Penyelidikan PBB pada 2018 menyimpulkan, Facebook memainkan peran krusial dalam kekerasan etnis yang menimpa kelompok minoritas Muslim di negara tersebut.

“Di Myanmar, semua aktivitas internet dilakukan lewat Facebook,” kata Yanghee Lee yang menyelidiki kasus kala itu. “Facebook digunakan untuk menyebarkan pengumuman untuk publik tapi kita semua tahu bahwa penganut Budha yang berhaluan ultra-nasionalis punya akun Facebook sendiri. Lewat akun-akun ini, mereka menghasut orang untuk melakukan tindakan kekerasan dan permusuhan terhadap suku Rohingya dan etnis minoritas lainnya. Saya khawatir Facebook sudah berubah menjadi monster menyeramkan, jauh dari niatan awal pembuatnya.”

Di tahun yang sama, CEO Facebook Mark Zuckerberg mengaku belum maksimal melakukan pencegahan agar platform tidak digunakan untuk “memicu perpecahan dan kekerasan di dunia nyata”. Dia berjanji akan bekerja lebih keras lagi guna meningkatkan layanan. Namun, kritikus menganggap upaya perusahaan untuk mencegah terulangnya kekejaman di Myanmar dan seluruh dunia masih sangat kurang.

Iklan

“Facebook tidak pernah menjawab pertanyaan tentang perannya, menerima tanggung jawab, melakukan perbaikan, mendesain ulang sistemnya atau menunjukkan sedikit belas kasih kepada para korban dan keluarga,” tandas Carole Cadwalladr, co-founder organisasi Real Facebook Oversight Board, ketika dihubungi VICE News.

Baru-baru ini, Frances Haugen, mantan manajer produk Facebook yang kini menjadi whistleblower, mengekspos kurangnya investasi perusahaan di pasar non-bahasa Inggris. 87 persen dana dihabiskan untuk memerangi berita palsu dalam bahasa Inggris, meski hanya sembilan persen pengguna Facebook yang merupakan penutur bahasa Inggris.

Gugatan di California secara ekstensif mengutip Haugen dan rekannya Sophie Zhang. Walaupun Edelson telah mendalami kasusnya selama lebih dari setahun, dia melihat sikap baru Washington dalam menyeriusi ancaman yang ditimbulkan Facebook sebagai keuntungan besar.

“Kesediaan mereka untuk membuka suara telah mengubah persepsi publik, yang bisa sangat penting,” tutur Edelson, menambahkan pengungkapannya telah “meningkatkan kesadaran kolektif.”

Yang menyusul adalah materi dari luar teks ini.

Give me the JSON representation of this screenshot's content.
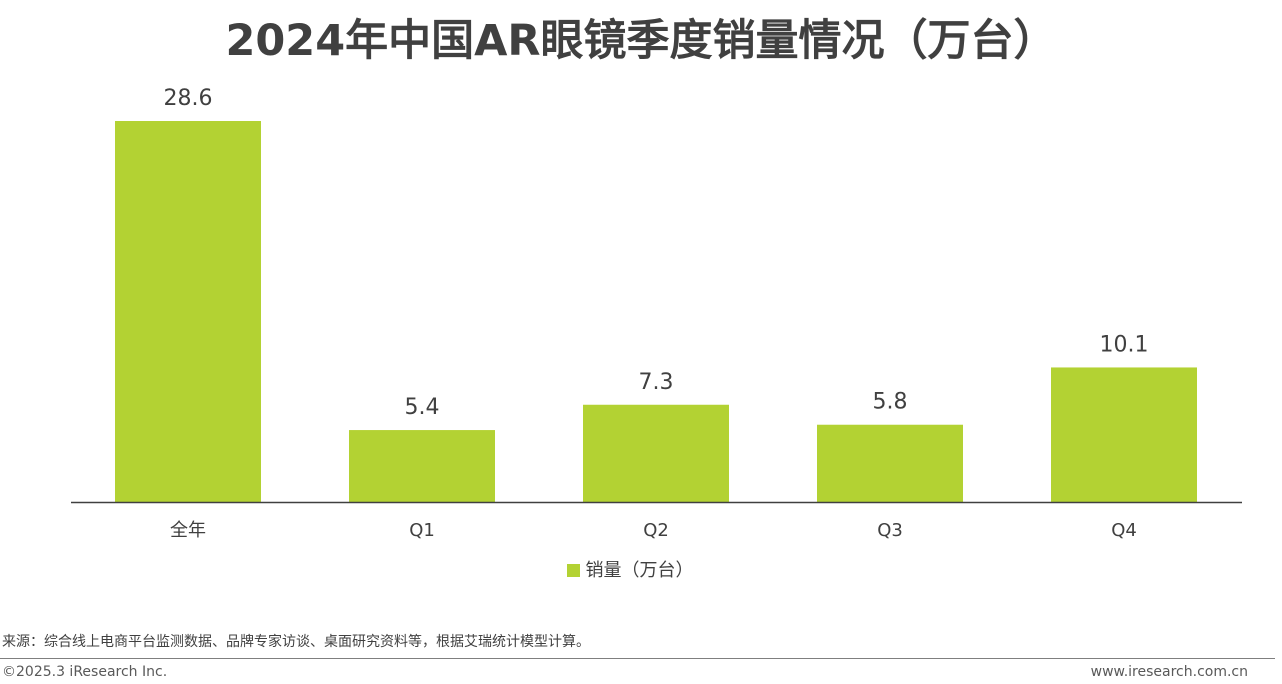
{
  "title": "2024年中国AR眼镜季度销量情况（万台）",
  "legend": {
    "label": "销量（万台）"
  },
  "source": "来源：综合线上电商平台监测数据、品牌专家访谈、桌面研究资料等，根据艾瑞统计模型计算。",
  "footer": {
    "copyright": "©2025.3 iResearch Inc.",
    "website": "www.iresearch.com.cn"
  },
  "colors": {
    "bar": "#b3d233",
    "text": "#404040",
    "axis": "#404040"
  },
  "chart_data": {
    "type": "bar",
    "title": "2024年中国AR眼镜季度销量情况（万台）",
    "categories": [
      "全年",
      "Q1",
      "Q2",
      "Q3",
      "Q4"
    ],
    "series": [
      {
        "name": "销量（万台）",
        "values": [
          28.6,
          5.4,
          7.3,
          5.8,
          10.1
        ]
      }
    ],
    "value_labels": [
      "28.6",
      "5.4",
      "7.3",
      "5.8",
      "10.1"
    ],
    "ylim": [
      0,
      28.6
    ],
    "grid": false,
    "legend_position": "bottom"
  }
}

“Seandainya kami menuntut Facebook melakukan genosida lima tahun lalu, orang-orang mungkin akan menganggap kami gila.”

Facebook tidak menanggapi permintaan VICE News untuk berkomentar, tapi Edelson sudah bisa menebak reaksi perusahaan menanggapi tuntutan ini.

“Kami menduga mereka akan melakukan segala cara untuk menghindari tuduhan spesifik kami. Mereka jago membawa pengacara yang sangat mahal dan pintar. Kami juga menduga mereka akan menemukan berbagai cara kreatif untuk lari dari tanggung jawab.”

Cadwalladr berpendapat bukan tidak mungkin Facebook mengulangi kesalahan yang sama, jika sekarang saja perusahaan tidak dapat dimintai pertanggungjawabannya, terlepas dari fakta-fakta yang terungkap soal ketidakmampuan platform melindungi pengguna.

“Tak hanya aktif berpartisipasi dalam kejahatan terhadap kemanusiaan; kegagalannya mengambil tindakan dapat membuat negara lain dalam bahaya. Ini bukan insiden yang terjadi sekali saja, dan ada tanda insiden lain terjadi di kemudian hari.”